Enfin, on pourrait assister à une privatisation rampante d’une partie du service public d’enseignement. Interrogé par l’association SOS Éducation (classée très à droite et proche du mouvement Sens commun) sur la possibilité qu’émerge « une offre scolaire autonome, sur le modèle des écoles à charte », le ministre se disait en effet ainsi prêt à aller «  vers des logiques de délégation », et envisageait sereinement le développement d’établissements à « statut associatif ».

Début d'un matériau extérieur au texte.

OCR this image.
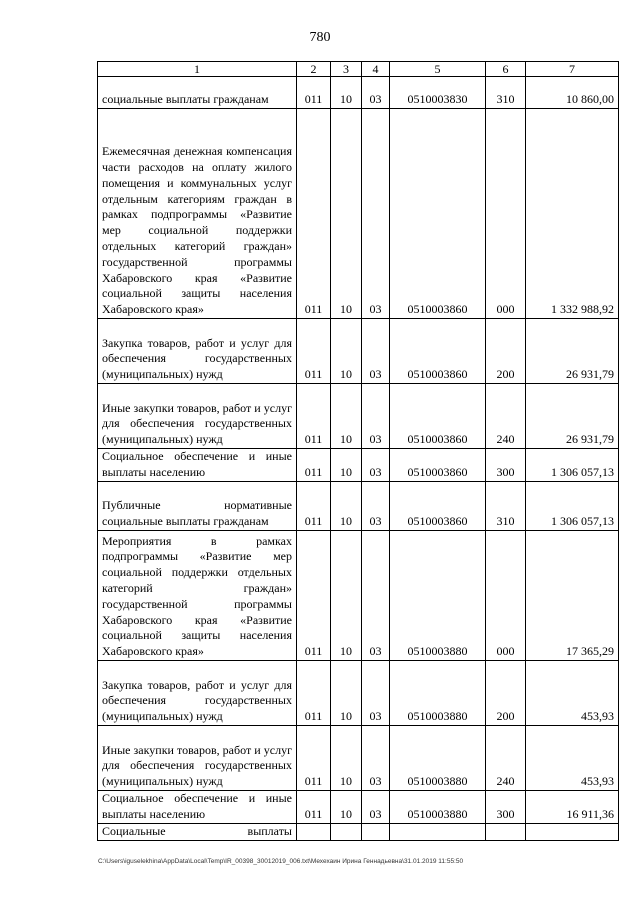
780
1	2	3	4	5	6	7
социальные выплаты гражданам	011	10	03	0510003830	310	10 860,00
Ежемесячная денежная компенсация части расходов на оплату жилого помещения и коммунальных услуг отдельным категориям граждан в рамках подпрограммы «Развитие мер социальной поддержки отдельных категорий граждан» государственной программы Хабаровского края «Развитие социальной защиты населения Хабаровского края»	011	10	03	0510003860	000	1 332 988,92
Закупка товаров, работ и услуг для обеспечения государственных (муниципальных) нужд	011	10	03	0510003860	200	26 931,79
Иные закупки товаров, работ и услуг для обеспечения государственных (муниципальных) нужд	011	10	03	0510003860	240	26 931,79
Социальное обеспечение и иные выплаты населению	011	10	03	0510003860	300	1 306 057,13
Публичные нормативные социальные выплаты гражданам	011	10	03	0510003860	310	1 306 057,13
Мероприятия в рамках подпрограммы «Развитие мер социальной поддержки отдельных категорий граждан» государственной программы Хабаровского края «Развитие социальной защиты населения Хабаровского края»	011	10	03	0510003880	000	17 365,29
Закупка товаров, работ и услуг для обеспечения государственных (муниципальных) нужд	011	10	03	0510003880	200	453,93
Иные закупки товаров, работ и услуг для обеспечения государственных (муниципальных) нужд	011	10	03	0510003880	240	453,93
Социальное обеспечение и иные выплаты населению	011	10	03	0510003880	300	16 911,36
Социальные выплаты						
C:\Users\iguselekhina\AppData\Local\Temp\IR_00398_30012019_006.txt\Мехехаин Ирина Геннадьевна\31.01.2019 11:55:50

Refuser le traitement de choc

Liquider le cadre national, casser et différencier les statuts, évaluer à tout-va, instaurer la concurrence des établissements et le mercato des enseignants, précariser les équipes, passer enfin à l’école-entreprise : J.M. Blanquer synthétise et assume tous les rêves des réformateurs néolibéraux. Ses recettes ne sont pas nouvelles : elles ont été appliquées, depuis plus de vingt ans, à divers services publics (hôpital, université) avec les reculs que l’on sait. Jamais un ministre de l’Éducation Nationale ne s’était donné une telle feuille de route ni promis un traitement aussi radical. C’est pourquoi il faut, au plus vite, obliger M. Blanquer à revoir sa copie.